Your baby is anywhere from a few days old to a few weeks old at this point. We can't tell for sure how old the baby is, but we can tell how far along you are. Count the weeks from the first day of your last menstrual period to see how many weeks along you are!
At this point, you probably aren't experiencing many symptoms of pregnancy - if any at all. Fear not... Morning sickness is just around the corner for 20% of you new preggos.
Your body is newly pregnant, so there aren't many changes happening aside from rising HCGH levels. HCGH is the hormone that is responsible for sustaining your pregnancy.
What You May Be Experiencing (At 4 Weeks)
- Sore or tender breasts
- A feeling of "fullness" in your breasts
- Sensitive nipples
- Mild cramping, much like your regular menstrual cramps... Yes, it's normal! Breathe!
- Slight light headedness or dizziness
- A change in appetite
- Frequent urination
- Feeling of fullness in general
- Light bleeding or spotting as your baby nuzzles itself into your uterine lining
- Nausea and/or vomitting
- Or no symptoms at all
- Constipation or even diarrhea
That all sounds lovely, doesn't it? Just you wait, first timers!

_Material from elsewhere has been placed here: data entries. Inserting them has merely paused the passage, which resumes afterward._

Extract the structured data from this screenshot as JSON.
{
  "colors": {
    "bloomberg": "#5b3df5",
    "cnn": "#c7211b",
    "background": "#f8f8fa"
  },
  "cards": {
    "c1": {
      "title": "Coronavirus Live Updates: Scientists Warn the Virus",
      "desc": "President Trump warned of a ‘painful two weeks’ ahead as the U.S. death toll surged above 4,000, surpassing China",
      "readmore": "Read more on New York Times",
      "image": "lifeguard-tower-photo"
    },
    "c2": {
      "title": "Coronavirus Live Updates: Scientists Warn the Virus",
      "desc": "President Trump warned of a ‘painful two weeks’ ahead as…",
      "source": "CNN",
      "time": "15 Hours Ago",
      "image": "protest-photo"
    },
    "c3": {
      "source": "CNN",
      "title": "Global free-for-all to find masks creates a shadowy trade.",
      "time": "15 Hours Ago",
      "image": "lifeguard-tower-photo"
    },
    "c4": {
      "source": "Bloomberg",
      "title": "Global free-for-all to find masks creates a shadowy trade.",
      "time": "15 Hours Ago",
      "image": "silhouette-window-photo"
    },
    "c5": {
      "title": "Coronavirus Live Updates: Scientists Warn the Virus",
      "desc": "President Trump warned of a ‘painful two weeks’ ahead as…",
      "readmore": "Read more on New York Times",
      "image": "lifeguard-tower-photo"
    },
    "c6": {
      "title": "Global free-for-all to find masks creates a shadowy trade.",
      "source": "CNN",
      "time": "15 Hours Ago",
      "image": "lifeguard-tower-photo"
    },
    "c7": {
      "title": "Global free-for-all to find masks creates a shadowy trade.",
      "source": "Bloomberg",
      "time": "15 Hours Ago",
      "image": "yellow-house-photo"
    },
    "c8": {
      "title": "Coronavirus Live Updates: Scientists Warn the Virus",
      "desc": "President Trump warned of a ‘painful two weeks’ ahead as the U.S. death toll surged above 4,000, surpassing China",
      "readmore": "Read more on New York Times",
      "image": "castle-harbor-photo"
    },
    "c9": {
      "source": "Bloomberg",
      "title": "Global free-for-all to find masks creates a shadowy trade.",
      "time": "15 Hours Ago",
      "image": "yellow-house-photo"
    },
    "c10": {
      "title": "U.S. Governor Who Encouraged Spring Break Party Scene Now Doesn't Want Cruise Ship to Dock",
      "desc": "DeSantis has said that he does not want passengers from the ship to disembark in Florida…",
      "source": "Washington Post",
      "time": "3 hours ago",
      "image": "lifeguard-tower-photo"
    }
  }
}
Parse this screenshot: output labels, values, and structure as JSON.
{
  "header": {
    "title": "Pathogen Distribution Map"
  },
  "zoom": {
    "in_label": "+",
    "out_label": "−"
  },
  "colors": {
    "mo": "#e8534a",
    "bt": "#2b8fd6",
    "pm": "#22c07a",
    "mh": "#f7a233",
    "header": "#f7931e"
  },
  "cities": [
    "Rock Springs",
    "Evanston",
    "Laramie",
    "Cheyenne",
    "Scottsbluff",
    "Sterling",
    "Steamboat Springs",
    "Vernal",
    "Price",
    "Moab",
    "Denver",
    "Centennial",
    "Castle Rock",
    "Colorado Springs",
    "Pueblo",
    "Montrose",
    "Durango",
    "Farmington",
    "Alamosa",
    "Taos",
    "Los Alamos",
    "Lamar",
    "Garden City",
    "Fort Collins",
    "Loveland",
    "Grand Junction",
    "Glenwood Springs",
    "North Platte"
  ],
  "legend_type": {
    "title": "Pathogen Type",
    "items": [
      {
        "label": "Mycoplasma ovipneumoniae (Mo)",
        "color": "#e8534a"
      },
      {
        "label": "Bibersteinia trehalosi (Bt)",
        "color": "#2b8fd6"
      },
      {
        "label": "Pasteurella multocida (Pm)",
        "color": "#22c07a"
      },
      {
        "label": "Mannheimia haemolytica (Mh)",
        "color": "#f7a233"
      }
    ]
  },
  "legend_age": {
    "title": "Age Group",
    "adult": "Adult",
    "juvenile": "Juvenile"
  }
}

Your baby hasn't been conceived yet, but your body is amping up for its potential pregnancy.
The uterine lining sheds during the first week and slowly starts renewing itself in preperation for a fertilized egg.
Between the second and third week, half of your baby bursts out of the ovary in hopes of fertilization as it travels through your fallopian tube.
Your man's happy seed swims through all the twists and turns and makes its way towards the egg. Once it finds it, it fertilizes the egg, and the two seeds mingle together. Slowly, the egg divides eight times.
Once it's divided eight times, the egg; now a blastocyte, contains around 100 cells. Between the third and fourth week, this blastocyte (more generically called a zygote) will embed itself into the uterine lining.
Your body now starts to excrete HCGH (Human Chorionic Growth Hormone) to sustain the pregnancy. Other hormones are produced as well, but HCGH is the main one here - it's the lovely hormone that a home pregnancy test will look for!
At this point, your baby is getting its needs from its yolk sac, so you don't need to start wolfing down multiple more meals just yet. What you should be doing is taking Folic Acid daily if you haven't already started. The recommended amount is 0.4 milligrams.
Folic Acid is a water-soluble vitamin that has been proven to reduce neural tube defects in babies, such as spina bifida. Folic acid can be taken as a pill, or eaten naturally - fortified cereals, dried beans and peas, leafy vegies, fruit, yeast, and whole grain breads all contain folic acid.
If you haven't thought about prenatal vitamins just yet, try picking some up at your local grociery store. Make sure to take the vitamins with meals as your stomach may become weaker than usual and prenatal vitamins may make your stomach turn!
If you have already missed your period, you can take a home pregnancy test - they are pretty much the same urine tests that your doctor can give you. If it's negative, there is a chance that you tested too early. Wait a few days and test again... If you can hold off that long!